All right, let's write some code.

So I'm just starting with some boilerplate code.

I've got an empty array.

I'm putting p5 vectors in it.

I'm using a p5 vector object to store a point.

And then I'm just drawing all the points

on the canvas itself.

So the first step that I want to do is find--

you could say I could run this over

and I'm going to get a random collection of 10 points.

And eventually I'll do this with a much higher number of points,

but let's start with just 10.

So the first thing I want to do is find the leftmost point.

And an easy way for me to do that

would just be to sort the points.

So I can actually go here, and I could say points.sort.

And the JavaScript sort function takes a callback function,

which is a comparison function which compares two elements.

And so I'm going to say a, comma, b.

I'm going to use the arrow syntax.

If you haven't seen the arrow syntax before,

I'll refer you to my video on that.

I'll say a.x minus b.x.

So what this is doing is it's returning a positive number

any time a is to the right of b, and a negative number anytime a

is to the left of b.

And that should make it such that I

can create a global variable.

I'll call it left, for like the leftmost point.

Left equals points index .

Zero and now if I were to say, stroke 0, 255, 0,

and say point p.x, p.y, I should see that the left point-- oh,

I'm sorry, left.x and left.y--

I should see that the left point is green.

So there you can see that.

And every time I run it, whichever point is most

to the left is going to be green.

Great.

[CLAPPING HANDS]

Now I need to find the next point on the convex hull.

And remember, I want to animate this.

So really if I were to just go back to the Wikipedia page

and look at the pseudocode, you're

going to see everything happens in just a set of nested loops.

I don't want any loops to happen because I want--

every time through draw, I want to--

the p5 draw loop, I want to draw the next stage.

So I'm going to need another array, which

will be the points that I'm placing along the hull.

I want to say a left can be kind of--

I think I want the original, left like the leftmost.

I'll call this leftmost.

And then I'm going to call this current hull, current vertex,

like that's the current vertex that I'm checking with.

And then I want to say, let, and then current point.

So vertex, I'm going to use that term, when it's basically

a vertex along the hull.

And point is the current point that I'm checking

to see if it's the next vertex.

So maybe I also need next vertex.

So I think these are what I need.

And so leftmost is this.

And that's also the current vertex

is going to start as the leftmost.

And then, actually, the current point is really an index.

So let me call that, index.

And this is next vertex.

And index it's going to start at 0.

And this is leftmost.

We can make the leftmost point a little bigger.

Let's also do current vertex as blue.

So we don't see the green one anymore

because the current vertex-- and I should make these brighter.

So let's just do that.

The current vertex is now being drawn over the leftmost vertex.

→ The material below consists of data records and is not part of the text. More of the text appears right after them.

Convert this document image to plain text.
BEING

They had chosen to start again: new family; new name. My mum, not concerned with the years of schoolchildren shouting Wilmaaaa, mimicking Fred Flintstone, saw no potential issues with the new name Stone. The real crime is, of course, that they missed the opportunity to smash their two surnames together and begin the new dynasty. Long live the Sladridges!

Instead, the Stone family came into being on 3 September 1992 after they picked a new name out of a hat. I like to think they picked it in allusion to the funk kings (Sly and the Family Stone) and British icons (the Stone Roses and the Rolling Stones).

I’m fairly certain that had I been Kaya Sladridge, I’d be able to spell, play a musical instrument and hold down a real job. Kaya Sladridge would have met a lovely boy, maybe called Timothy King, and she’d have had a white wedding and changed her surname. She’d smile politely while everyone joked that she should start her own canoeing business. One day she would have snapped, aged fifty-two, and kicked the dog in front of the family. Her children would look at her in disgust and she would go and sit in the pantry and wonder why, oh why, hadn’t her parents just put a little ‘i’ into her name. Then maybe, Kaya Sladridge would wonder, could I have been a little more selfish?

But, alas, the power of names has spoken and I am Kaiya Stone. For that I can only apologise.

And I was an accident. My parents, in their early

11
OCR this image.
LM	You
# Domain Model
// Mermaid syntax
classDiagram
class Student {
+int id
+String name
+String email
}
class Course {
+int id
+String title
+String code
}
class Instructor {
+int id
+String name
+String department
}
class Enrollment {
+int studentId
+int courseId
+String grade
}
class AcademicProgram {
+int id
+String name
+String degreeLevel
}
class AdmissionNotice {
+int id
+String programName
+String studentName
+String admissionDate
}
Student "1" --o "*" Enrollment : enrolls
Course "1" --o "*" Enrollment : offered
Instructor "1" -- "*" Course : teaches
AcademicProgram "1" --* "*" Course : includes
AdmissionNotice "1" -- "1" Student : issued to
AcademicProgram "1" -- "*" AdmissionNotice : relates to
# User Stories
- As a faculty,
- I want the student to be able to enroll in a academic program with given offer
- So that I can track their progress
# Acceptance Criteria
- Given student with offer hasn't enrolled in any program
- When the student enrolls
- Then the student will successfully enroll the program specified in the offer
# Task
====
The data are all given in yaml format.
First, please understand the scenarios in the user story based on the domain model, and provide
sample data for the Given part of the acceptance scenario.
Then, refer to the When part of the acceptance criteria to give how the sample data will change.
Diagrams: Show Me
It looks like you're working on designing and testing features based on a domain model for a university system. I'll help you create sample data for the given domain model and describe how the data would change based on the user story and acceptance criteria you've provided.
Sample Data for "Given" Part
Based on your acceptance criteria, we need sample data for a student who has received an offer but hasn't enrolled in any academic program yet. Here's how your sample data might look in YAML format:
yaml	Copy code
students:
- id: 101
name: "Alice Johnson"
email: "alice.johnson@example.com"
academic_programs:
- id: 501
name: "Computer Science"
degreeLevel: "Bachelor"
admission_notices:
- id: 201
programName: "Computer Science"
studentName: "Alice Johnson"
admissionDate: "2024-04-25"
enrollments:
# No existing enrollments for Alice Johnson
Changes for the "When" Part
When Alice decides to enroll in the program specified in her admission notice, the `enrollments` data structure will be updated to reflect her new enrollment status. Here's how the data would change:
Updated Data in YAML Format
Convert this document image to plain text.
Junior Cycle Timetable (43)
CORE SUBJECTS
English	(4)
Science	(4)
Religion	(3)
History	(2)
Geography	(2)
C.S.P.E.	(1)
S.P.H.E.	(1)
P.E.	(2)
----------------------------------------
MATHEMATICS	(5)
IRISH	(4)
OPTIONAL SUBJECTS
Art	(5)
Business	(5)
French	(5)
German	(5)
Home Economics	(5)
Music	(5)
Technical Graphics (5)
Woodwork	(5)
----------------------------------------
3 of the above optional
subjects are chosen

So I'm going to make a guess that the next vertex is just

points index 1.

I'm going to make a guess when I'm

starting that the next vertex is whatever it happens to be

the next point in the array.

It's could be by coincidence, but it's probably not

going to be.

And then actually the one that I want to check is, then, at 2.

So the leftmost point is 0.

The one that I'm guessing is going

to be the next point is at 1.

And then I got to start comparing everything at 2.

So just for the sake of argument here,

I want to draw a line from current vertex to next vertex.

And let's say stroke, 255, stroke weight, 2.

So we can see-- look at that.

Oh, no, because they're sorted.

So of I actually get lucky a lot of the time,

because they're sorted.

But you can see, in this case, that's

not-- it's really got to pick, probably, this one or that one.

So that's where it's starting.

Now what I need to do is I also want

to draw a line with the one that I'm checking.

So I'm going to say checking is points index.

Then I also want to draw a line to the one that I'm checking.